If you take a moment to search “why do SEO” you will notice that out of the top three organic results, this site is the only one follow the question & answer format, making it no coincidence that it is the featured snippet.

If you look at the fourth result, which for me (remember personalization becomes a factor in what is shown) is https://www.reliablesoft.net/what-is-search-engine-optimization-and-why-is-it-important/ you will notice that page uses a question & answer format at the top as well. In some cases, even sites that rank on the bottom half of the first page can end up in the zero position, when using the right content format. In this case, it is likely that since the first page outranks the second page using a similar format, that it is the one be displayed. That means rankings are still important but only part of the equation.

Either way, here are five steps you should implement to increase your chances of ranking in the zero spot.

Increasing Your Likelihood of Zero Rankings

 

    1. Content Layout: As noted above, asking a question and giving a brief answer that summarizes the content of the page is one of the first things you should implement. List formats and FAQ pages are also good candidates for the zero spot, just look at the results in your niche to determine if one is working better than the rest.

 

    1. Gather Questions: Why, how, and pricing questions are three areas that generate a lot of featured snippets. Using Google can help you uncover popular, related questions that you could also be answering in your content.

 

    1. Long-Form Content: Content exceeding 1,500 words is more likely to be shown as a featured snippet. It is not the length itself but rather the correlating factors. If your content is long form, you have the chance to answer more questions, increasing the likelihood of having the exact answer someone is searching for. In addition, the more informative your content is, the more likely it is to contain something of interest to a larger audience, triggering more shares, links and user engagement. So, don’t just write long posts for the sake of it, make sure you have 1,500 or more words of value, not just words.

 

    1. Become a Credible Source: While featured snippets have been pulled from sites ranking anywhere on the first page, they are very unlikely to come from sites not ranking in the top 10. While the actual position itself is not the main factor, the associated signals such as inbound links, user engagement and the overall “trustworthiness” of your site play all come into play. If Google is giving out answers, it best serves them to do so from credible sources. This is an area where numerous pieces of long-form content can also help. If you have 50 long-form content pieces on your site about dog food, chances are you’re a credible source of information. Remember, in the age of artificial intelligence, conclusions will be drawn from a compilation of data, not just a single page and query.

 

  1. Competitive Research: If you have your eye on the zero spot, the best thing you can do is conduct thorough research of your competitors that are taking up that spot.
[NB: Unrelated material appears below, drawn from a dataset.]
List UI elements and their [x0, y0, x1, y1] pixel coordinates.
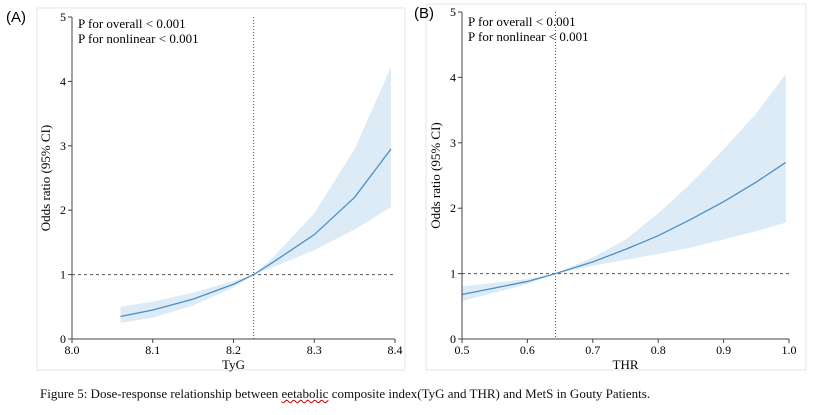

Here are a few questions to ask:
  • How long is the content?
  • What questions do they answer on the page ranking zero?
  • What related content on their site links to that ranking page?
  • What number and quality of sites are linking to their website and the ranking page?
  • What keywords related to that page do they rank in the top 10 for?
  • What questions could you answer that they have not?
  • Are there questions you could answer better?
  • How is their page formatted?

Once you gather all of that information, you should have the ammunition you need to create a strong page that has all the ingredients of a zero-spot ranking.